The good news is most children survive. You’re told chemotherapy will start next week. You’re given information booklet after booklet. Told about clinical trials. Consented to clinical trials. Referred to social work, to a nutritionist, for more appointments, scans and tests.
You are overwhelmed, scared and exhausted.
Then a doctor tells you that the lifesaving treatment your child is about to have, may cause infertility. That is, it might not be possible for them to have children later in life.
Fertility preservation is any medical procedure undertaken with the intent of preserving the ability to conceive a child, and carry the pregnancy through to a live birth. Some technologies have established efficacy, others remain experimental. With all procedures though, there is no guarantee of a live birth.
Now you’re asking yourself: Do I want my child to have another procedure? What are the risks? What are the benefits? How do I make the best decision?
Research tells us that parents feel overwhelmed and under informed. It also tells us that there is no right or wrong decision. It is the discussion about fertility and information provision that is important. With information, parents feel empowered to participate in shared-decision making, are more satisfied with their decisions, and are less likely to experience decision regret.
Research indicates healthcare providers can struggle to discuss the impacts of cancer treatments on fertility.
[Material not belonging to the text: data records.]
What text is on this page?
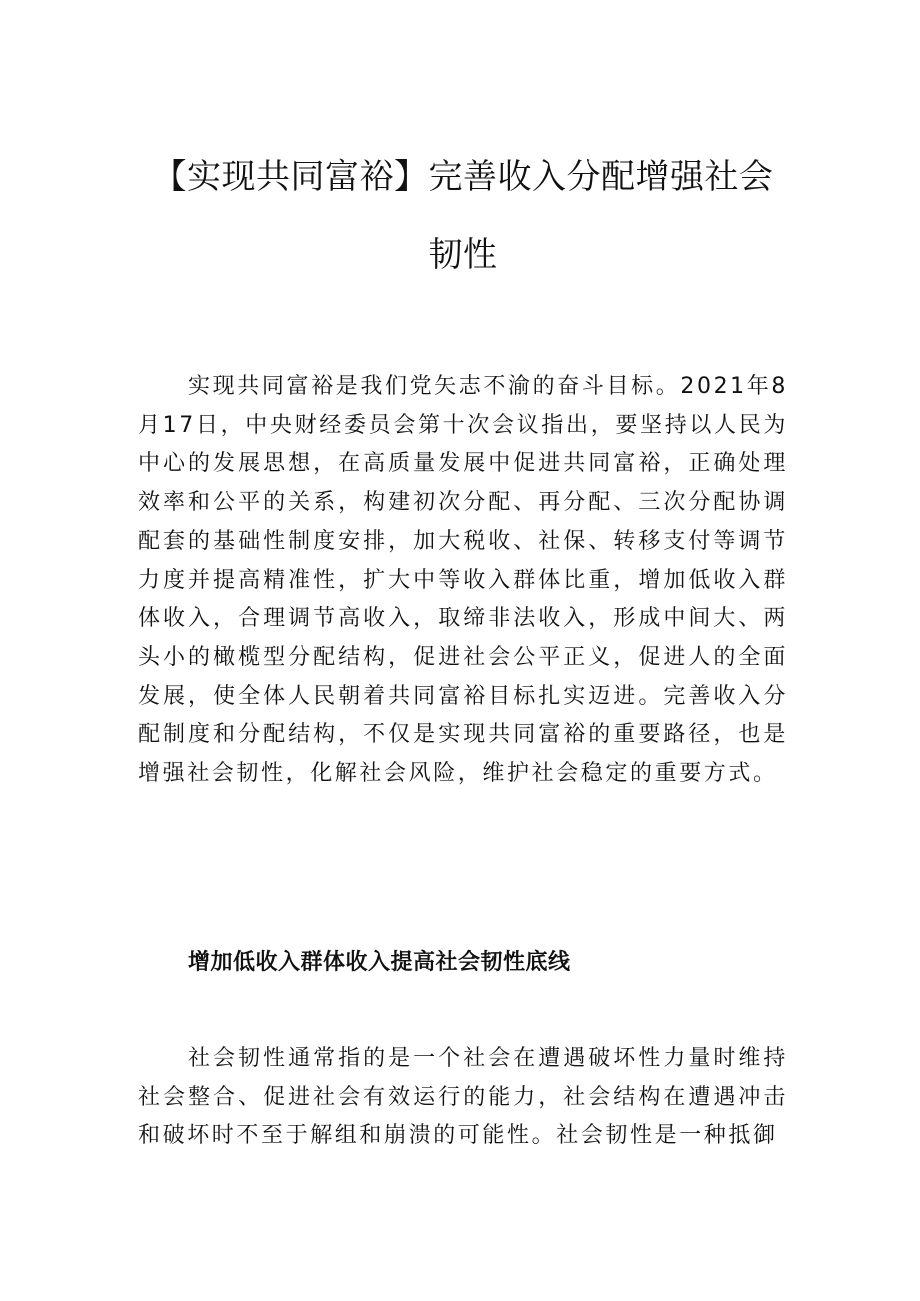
【实现共同富裕】完善收入分配增强社会
韧性

实现共同富裕是我们党矢志不渝的奋斗目标。2021年8月17日，中央财经委员会第十次会议指出，要坚持以人民为中心的发展思想，在高质量发展中促进共同富裕，正确处理效率和公平的关系，构建初次分配、再分配、三次分配协调配套的基础性制度安排，加大税收、社保、转移支付等调节力度并提高精准性，扩大中等收入群体比重，增加低收入群体收入，合理调节高收入，取缔非法收入，形成中间大、两头小的橄榄型分配结构，促进社会公平正义，促进人的全面发展，使全体人民朝着共同富裕目标扎实迈进。完善收入分配制度和分配结构，不仅是实现共同富裕的重要路径，也是增强社会韧性，化解社会风险，维护社会稳定的重要方式。

增加低收入群体收入提高社会韧性底线

社会韧性通常指的是一个社会在遭遇破坏性力量时维持社会整合、促进社会有效运行的能力，社会结构在遭遇冲击和破坏时不至于解组和崩溃的可能性。社会韧性是一种抵御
There are vast differences in health service funding, research and health centre capabilities to offer fertility care. Despite the many challenges, however, oncofertility (the study of cancer and cancer treatment impacts on fertility) continues to rapidly advance.
In 2012, in response to calls from cancer survivors and their families, a multidisciplinary taskforce involving major Victorian Comprehensive Cancer Centre (VCCC) partners was established across the paediatric and adult sectors to address the unmet needs around fertility. Respectful exchange has enabled the introduction of new ethical and integrated models of care.
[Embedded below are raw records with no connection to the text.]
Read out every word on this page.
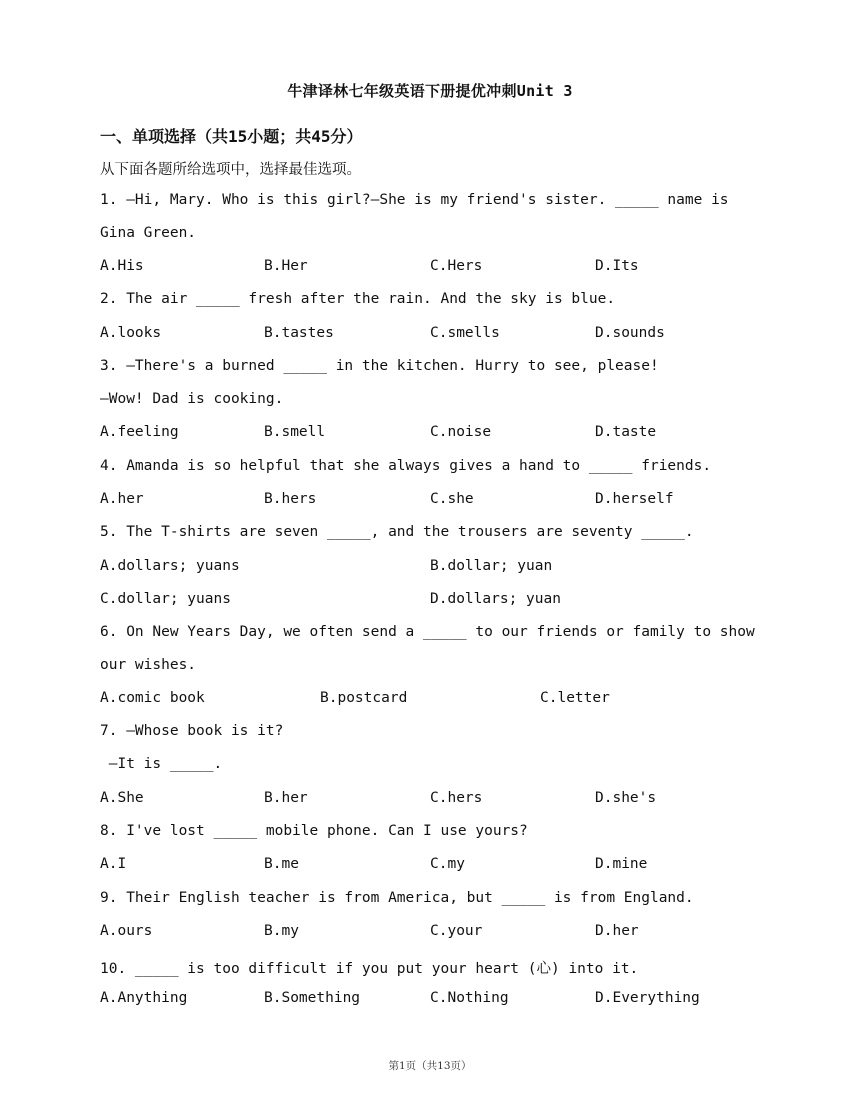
牛津译林七年级英语下册提优冲刺Unit 3
一、单项选择（共15小题；共45分）
从下面各题所给选项中，选择最佳选项。
1. —Hi, Mary. Who is this girl?—She is my friend's sister. _____ name is
Gina Green.
A.His	B.Her	C.Hers	D.Its
2. The air _____ fresh after the rain. And the sky is blue.
A.looks	B.tastes	C.smells	D.sounds
3. —There's a burned _____ in the kitchen. Hurry to see, please!
—Wow! Dad is cooking.
A.feeling	B.smell	C.noise	D.taste
4. Amanda is so helpful that she always gives a hand to _____ friends.
A.her	B.hers	C.she	D.herself
5. The T-shirts are seven _____, and the trousers are seventy _____.
A.dollars; yuans	B.dollar; yuan
C.dollar; yuans	D.dollars; yuan
6. On New Years Day, we often send a _____ to our friends or family to show
our wishes.
A.comic book	B.postcard	C.letter
7. —Whose book is it?
—It is _____.
A.She	B.her	C.hers	D.she's
8. I've lost _____ mobile phone. Can I use yours?
A.I	B.me	C.my	D.mine
9. Their English teacher is from America, but _____ is from England.
A.ours	B.my	C.your	D.her
10. _____ is too difficult if you put your heart (心) into it.
A.Anything	B.Something	C.Nothing	D.Everything
第1页（共13页）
In December 2019, the Fertility Preservation Taskforce hosted the second National Oncofertility Summit at The Royal Children’s Hospital. Partners contributing to this event included The University of Melbourne, The Royal Women’s Hospital, The Youth Cancer Action Board Peter MacCallum Cancer Centre and Fertility Preservation Taskforce Consumer Advisory group. This summit was supported by a Melbourne Medical School (MMS) strategic grant.
The Summit attracted 180 national and international delegates. There were 65 scholarships awarded to support allied health, nurses, student, consumers and ANZCHOG nominees to attend and enable capacity building in the sector. Highlights included five international speakers, a consumer-led session and a global champions pecha-kucha.
The head of the FP Taskforce, Dr Yasmin Jayasinghe, Winter and Glover Cancer Research Fellow, Department of Obstetrics and Gynaecology, was interviewed by Channel 9 News.